Principles of Stratigraphy
Uniformitarianism(J. Hutton):
The principle of uniformitarianism states that physical processes we observe operating today also operated in the past, at roughly comparable rates. Study of the present is the key to the study of the past.
Law of Superposition:
younger rocks overlie on older rocks. Steno proposes it
Law of Original horizontality:
strata were close to being horizontal when they were originally deposited because sediments accumulate on surfaces of low relief (such as floodplains or the sea floor) in a gravitational field. If sediments were deposited on a steep slope, they would likely slide downslope before they could be buried and lithified. With this principle in mind, geologists conclude that examples of folds and tilted beds represent the consequences of deformation after deposition. (fig d)
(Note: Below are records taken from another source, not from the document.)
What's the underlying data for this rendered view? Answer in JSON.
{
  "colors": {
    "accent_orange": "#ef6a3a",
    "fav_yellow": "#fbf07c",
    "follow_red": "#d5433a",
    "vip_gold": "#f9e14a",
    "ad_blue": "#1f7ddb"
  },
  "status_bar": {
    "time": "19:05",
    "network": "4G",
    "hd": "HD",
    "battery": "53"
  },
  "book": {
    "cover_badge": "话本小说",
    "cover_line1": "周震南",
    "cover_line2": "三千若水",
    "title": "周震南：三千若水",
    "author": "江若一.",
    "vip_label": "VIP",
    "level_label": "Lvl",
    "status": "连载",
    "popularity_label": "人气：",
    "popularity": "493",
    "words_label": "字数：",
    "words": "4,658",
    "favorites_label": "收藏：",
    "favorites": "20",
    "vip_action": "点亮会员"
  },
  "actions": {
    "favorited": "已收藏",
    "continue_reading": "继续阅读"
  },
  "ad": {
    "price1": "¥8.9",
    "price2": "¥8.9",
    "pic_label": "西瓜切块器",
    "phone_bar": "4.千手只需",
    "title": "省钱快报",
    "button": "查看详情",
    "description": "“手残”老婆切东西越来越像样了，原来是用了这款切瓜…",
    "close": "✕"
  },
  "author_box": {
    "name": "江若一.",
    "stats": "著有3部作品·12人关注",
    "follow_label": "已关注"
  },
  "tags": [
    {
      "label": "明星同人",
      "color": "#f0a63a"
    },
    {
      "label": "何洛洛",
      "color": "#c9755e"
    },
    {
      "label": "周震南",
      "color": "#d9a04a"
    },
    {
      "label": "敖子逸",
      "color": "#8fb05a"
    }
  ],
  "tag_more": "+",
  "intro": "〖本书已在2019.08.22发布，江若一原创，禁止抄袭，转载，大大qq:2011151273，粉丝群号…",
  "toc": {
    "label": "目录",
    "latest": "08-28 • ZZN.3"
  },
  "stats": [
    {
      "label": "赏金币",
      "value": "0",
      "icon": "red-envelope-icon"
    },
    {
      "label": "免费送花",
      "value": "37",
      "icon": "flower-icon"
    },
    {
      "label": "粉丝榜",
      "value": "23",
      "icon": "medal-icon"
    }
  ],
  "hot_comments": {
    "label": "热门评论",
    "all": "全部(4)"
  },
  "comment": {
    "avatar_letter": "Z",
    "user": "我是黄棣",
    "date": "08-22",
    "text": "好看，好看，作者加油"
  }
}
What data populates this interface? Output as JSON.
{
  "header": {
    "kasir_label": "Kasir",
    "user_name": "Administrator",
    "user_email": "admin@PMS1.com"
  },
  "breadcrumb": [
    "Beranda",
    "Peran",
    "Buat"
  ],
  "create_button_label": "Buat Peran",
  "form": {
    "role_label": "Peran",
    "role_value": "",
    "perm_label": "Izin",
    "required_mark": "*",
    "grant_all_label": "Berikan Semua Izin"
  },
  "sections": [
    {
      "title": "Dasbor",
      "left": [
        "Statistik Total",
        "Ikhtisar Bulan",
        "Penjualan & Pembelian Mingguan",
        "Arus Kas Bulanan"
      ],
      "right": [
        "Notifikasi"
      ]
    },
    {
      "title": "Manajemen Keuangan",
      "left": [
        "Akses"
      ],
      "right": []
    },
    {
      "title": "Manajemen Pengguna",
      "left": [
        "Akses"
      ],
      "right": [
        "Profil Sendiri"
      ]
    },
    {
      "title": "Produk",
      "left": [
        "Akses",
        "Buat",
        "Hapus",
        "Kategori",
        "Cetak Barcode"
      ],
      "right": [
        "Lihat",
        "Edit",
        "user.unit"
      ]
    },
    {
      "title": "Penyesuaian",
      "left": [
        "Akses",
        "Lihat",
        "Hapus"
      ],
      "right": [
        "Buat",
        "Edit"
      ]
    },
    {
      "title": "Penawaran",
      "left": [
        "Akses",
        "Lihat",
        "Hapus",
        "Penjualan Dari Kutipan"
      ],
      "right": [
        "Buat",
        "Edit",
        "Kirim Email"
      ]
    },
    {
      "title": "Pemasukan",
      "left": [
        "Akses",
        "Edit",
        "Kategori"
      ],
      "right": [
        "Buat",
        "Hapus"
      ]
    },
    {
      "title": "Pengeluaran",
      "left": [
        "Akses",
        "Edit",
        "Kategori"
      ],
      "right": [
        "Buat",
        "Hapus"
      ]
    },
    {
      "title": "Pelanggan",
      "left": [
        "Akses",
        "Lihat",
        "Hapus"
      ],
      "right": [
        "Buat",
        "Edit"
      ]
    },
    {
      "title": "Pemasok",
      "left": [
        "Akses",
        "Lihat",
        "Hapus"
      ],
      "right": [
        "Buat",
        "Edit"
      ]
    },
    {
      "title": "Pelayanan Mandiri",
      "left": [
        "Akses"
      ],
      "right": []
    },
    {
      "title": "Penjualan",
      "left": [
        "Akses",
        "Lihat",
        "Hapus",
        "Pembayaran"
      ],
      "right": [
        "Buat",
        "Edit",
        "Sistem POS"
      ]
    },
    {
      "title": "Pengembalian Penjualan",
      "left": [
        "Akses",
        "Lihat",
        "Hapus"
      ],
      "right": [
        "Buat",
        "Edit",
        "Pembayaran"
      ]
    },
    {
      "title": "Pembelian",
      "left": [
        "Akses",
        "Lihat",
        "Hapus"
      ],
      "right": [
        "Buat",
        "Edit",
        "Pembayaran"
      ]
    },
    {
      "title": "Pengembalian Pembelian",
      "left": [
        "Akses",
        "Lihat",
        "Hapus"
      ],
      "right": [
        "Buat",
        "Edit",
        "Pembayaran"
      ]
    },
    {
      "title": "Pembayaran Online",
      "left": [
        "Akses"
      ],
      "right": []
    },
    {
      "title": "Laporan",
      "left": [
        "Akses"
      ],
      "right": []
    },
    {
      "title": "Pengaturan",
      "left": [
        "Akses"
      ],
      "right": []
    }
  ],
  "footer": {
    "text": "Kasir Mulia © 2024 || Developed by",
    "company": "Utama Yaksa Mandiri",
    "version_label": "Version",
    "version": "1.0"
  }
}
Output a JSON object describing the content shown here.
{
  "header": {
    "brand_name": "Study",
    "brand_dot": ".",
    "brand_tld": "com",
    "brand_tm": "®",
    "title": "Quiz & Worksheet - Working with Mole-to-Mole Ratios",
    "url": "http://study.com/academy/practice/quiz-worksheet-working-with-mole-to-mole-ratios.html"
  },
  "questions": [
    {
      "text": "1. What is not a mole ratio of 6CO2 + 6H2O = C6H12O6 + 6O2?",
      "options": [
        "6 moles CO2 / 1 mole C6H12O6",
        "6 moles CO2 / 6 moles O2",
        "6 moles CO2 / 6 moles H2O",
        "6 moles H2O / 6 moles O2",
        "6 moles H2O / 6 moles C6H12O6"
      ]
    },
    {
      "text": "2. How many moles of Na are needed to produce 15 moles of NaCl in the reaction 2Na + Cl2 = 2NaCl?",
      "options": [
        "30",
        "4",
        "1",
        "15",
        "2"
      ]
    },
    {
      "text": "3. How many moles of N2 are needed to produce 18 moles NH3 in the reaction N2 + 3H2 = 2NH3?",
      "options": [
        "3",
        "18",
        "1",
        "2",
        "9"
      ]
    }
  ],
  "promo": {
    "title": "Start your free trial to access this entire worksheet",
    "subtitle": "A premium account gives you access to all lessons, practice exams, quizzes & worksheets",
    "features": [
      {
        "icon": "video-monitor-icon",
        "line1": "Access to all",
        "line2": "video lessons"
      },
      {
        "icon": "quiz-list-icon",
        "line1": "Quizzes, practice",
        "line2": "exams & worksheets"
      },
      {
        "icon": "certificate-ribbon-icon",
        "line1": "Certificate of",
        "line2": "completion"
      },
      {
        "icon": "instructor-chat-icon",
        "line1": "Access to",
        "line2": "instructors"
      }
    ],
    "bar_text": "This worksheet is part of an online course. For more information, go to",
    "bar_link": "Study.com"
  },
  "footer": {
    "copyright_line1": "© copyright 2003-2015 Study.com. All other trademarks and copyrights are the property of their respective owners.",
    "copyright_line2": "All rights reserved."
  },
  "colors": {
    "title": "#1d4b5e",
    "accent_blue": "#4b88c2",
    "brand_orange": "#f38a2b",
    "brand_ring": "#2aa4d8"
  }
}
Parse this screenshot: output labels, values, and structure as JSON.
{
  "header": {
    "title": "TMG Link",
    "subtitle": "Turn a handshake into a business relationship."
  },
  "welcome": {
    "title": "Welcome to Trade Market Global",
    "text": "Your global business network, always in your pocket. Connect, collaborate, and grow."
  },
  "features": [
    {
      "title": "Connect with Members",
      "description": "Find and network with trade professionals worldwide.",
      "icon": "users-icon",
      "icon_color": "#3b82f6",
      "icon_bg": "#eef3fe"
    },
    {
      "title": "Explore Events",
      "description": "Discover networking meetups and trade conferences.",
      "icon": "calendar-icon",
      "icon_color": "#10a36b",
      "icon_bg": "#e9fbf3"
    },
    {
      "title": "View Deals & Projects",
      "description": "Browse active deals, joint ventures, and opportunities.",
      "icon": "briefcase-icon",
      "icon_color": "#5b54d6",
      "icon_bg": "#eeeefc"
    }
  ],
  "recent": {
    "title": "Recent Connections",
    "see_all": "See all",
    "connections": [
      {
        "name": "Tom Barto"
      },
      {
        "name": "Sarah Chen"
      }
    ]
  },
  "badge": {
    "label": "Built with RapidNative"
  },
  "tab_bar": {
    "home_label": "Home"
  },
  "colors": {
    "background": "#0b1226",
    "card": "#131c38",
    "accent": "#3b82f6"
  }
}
Law of original lateral continuity:
strata were originally laterally extensive relative to their thickness when they were deposited. (Fig e)
Principle of Crosscutting Relationship
It states that if one geologic feature cuts across another, the feature that has been cut is older. For example, if an igneous dike cuts across a sequence of sedimentary beds, the beds must be older than the Dike. If a fault cuts across and displaces layers of sedimentary rock, then the fault must be younger than the layers. But if a layer of sediment buries a fault, the sediment must be younger than the fault.
Principles of Inclusions
The principle of inclusions states that a rock containing an inclusion (fragment of another rock) must be younger than the inclusion. For example, a conglomerate containing pebbles of basalt is younger than the basalt, and a sill containing fragments of sandstone must be younger than the sandstone.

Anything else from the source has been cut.